The goal of this project is to build a robust two-stage pipeline that extracts clean text from academic CVs (PDF and DOCX) and transforms it into structured JSON using AI and large language models (LLMs). This project supports CtrlCV’s core functionality by allowing users to upload existing CVs and automatically populate their structured academic profile.


The project combines two key objectives:


  1. Text Extraction – Accurately extract and clean raw text from uploaded CV documents, removing noise such as headers, footers, and formatting artifacts.
  2. AI-Based Structuring – Use prompt engineering and LLMs to classify and convert the extracted text into well-formed JSON objects that follow CtrlCV’s academic schema (e.g., sections like Education, Publications, Experience).
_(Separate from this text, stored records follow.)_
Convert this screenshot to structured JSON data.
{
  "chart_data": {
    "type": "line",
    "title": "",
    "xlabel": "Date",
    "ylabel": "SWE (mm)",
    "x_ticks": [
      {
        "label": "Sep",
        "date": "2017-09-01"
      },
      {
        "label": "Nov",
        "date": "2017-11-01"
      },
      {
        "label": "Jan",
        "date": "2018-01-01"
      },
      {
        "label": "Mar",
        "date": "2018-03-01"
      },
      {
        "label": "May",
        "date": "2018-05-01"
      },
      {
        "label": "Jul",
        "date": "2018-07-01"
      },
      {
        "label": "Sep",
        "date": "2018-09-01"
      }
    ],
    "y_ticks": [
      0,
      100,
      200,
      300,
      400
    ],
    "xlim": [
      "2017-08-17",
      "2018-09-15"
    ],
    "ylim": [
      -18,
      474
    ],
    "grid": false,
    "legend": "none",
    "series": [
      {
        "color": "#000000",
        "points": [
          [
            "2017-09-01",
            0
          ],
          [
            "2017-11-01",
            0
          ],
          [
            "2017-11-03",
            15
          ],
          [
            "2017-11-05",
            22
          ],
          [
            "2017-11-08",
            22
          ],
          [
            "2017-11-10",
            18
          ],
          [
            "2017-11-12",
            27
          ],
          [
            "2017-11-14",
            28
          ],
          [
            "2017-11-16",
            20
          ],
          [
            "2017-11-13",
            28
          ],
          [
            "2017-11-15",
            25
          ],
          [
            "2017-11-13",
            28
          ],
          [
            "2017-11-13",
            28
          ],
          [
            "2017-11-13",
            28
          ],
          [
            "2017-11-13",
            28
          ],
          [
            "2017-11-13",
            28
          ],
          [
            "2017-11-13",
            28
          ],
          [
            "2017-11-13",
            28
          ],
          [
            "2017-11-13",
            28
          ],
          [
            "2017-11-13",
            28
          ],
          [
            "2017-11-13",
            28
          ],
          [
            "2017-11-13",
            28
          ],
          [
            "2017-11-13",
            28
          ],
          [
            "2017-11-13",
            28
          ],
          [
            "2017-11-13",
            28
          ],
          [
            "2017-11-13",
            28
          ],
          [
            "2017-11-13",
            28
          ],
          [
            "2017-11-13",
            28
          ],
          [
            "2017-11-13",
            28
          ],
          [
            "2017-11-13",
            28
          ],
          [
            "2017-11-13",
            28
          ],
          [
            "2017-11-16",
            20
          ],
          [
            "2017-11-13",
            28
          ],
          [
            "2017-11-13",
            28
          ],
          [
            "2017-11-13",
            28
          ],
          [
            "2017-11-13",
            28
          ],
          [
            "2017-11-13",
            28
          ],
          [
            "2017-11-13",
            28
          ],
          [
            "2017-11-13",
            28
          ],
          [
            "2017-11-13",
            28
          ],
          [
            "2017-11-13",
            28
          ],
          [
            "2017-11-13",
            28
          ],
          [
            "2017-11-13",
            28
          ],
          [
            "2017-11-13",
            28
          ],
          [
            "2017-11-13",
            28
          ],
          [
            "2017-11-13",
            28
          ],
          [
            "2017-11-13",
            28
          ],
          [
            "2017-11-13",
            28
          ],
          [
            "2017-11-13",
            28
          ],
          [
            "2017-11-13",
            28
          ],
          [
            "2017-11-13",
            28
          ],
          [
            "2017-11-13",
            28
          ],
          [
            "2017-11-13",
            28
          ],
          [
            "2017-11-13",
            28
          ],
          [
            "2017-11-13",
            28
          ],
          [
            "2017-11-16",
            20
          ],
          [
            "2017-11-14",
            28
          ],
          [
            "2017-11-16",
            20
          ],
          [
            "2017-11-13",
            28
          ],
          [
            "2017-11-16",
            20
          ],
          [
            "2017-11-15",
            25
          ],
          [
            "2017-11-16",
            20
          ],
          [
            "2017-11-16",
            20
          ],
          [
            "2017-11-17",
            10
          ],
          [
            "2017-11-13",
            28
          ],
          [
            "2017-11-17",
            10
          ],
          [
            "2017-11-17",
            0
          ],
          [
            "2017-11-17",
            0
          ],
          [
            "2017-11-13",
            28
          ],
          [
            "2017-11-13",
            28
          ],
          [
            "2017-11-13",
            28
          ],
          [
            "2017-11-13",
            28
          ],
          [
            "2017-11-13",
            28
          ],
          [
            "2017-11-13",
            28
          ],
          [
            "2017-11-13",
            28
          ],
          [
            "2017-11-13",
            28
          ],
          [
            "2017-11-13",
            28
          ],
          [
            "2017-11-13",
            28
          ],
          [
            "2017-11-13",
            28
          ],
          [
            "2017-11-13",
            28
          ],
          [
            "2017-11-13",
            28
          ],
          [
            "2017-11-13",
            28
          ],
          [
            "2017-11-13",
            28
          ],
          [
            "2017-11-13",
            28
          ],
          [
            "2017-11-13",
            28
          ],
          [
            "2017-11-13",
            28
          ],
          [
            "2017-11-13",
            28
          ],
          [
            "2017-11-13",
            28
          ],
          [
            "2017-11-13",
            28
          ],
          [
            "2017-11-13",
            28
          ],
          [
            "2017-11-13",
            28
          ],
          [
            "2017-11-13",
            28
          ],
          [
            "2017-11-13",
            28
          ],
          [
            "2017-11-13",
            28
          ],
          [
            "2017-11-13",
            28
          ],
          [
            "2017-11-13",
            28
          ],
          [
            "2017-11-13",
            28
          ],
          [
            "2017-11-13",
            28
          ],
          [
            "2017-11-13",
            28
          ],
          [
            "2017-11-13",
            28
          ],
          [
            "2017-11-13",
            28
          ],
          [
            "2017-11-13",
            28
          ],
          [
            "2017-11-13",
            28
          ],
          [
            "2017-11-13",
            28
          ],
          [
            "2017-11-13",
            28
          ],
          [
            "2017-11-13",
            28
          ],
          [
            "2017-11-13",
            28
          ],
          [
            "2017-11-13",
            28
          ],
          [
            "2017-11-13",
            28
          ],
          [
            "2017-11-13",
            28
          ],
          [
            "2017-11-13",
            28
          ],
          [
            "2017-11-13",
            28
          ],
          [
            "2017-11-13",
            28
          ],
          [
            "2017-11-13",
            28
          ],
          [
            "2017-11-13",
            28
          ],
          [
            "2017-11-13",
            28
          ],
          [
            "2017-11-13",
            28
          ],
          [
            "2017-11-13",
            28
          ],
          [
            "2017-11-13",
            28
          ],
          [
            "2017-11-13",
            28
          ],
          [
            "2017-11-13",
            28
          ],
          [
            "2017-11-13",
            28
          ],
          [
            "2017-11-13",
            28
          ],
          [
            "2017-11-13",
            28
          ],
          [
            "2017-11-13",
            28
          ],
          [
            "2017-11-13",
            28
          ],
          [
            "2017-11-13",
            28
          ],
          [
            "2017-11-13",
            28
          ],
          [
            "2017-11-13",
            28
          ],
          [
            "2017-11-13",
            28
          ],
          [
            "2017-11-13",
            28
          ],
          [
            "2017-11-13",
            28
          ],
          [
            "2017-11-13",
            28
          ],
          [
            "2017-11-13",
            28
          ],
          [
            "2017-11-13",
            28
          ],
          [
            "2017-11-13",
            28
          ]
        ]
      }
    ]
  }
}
The emphasis will be on reliability, maintainability, and future extensibility, including privacy-safe design and compatibility with downstream systems.

Deliverables

The final deliverables should include:


- A working end-to-end script or lightweight backend module that:

  • Accepts PDF and DOCX CVs as input
  • Extracts and cleans the raw text
  • Sends the text to an LLM for classification and structuring
  • Outputs clean JSON conforming to the CtrlCV schema


- Sample prompts and schema documentation used in the AI parsing stage


- A test suite with at least 3–5 real-world CV samples to demonstrate accuracy and robustness


- Clear documentation including:

  • Setup and usage instructions
  • Explanation of tool/library choices
  • Instructions for adapting the system to different AI providers (e.g., Azure OpenAI)


- (Bonus) A simple UI or CLI tool for uploading a CV and previewing the structured output

Mentorship
Tools and/or resources

Providing access to necessary tools, software, and resources required for project completion.

Regular meetings

Scheduled check-ins to discuss progress, address challenges, and provide feedback.

About the company

Company
Toronto, Ontario, Canada
2 - 10 employees
It & computing, Technology

CtrlCV is an AI-powered academic CV generation tool designed to reduce the administrative burden for researchers applying for grants, jobs, and academic reviews. It offers intelligent parsing, clean formatting, and dynamic generation of CVs across multiple required formats.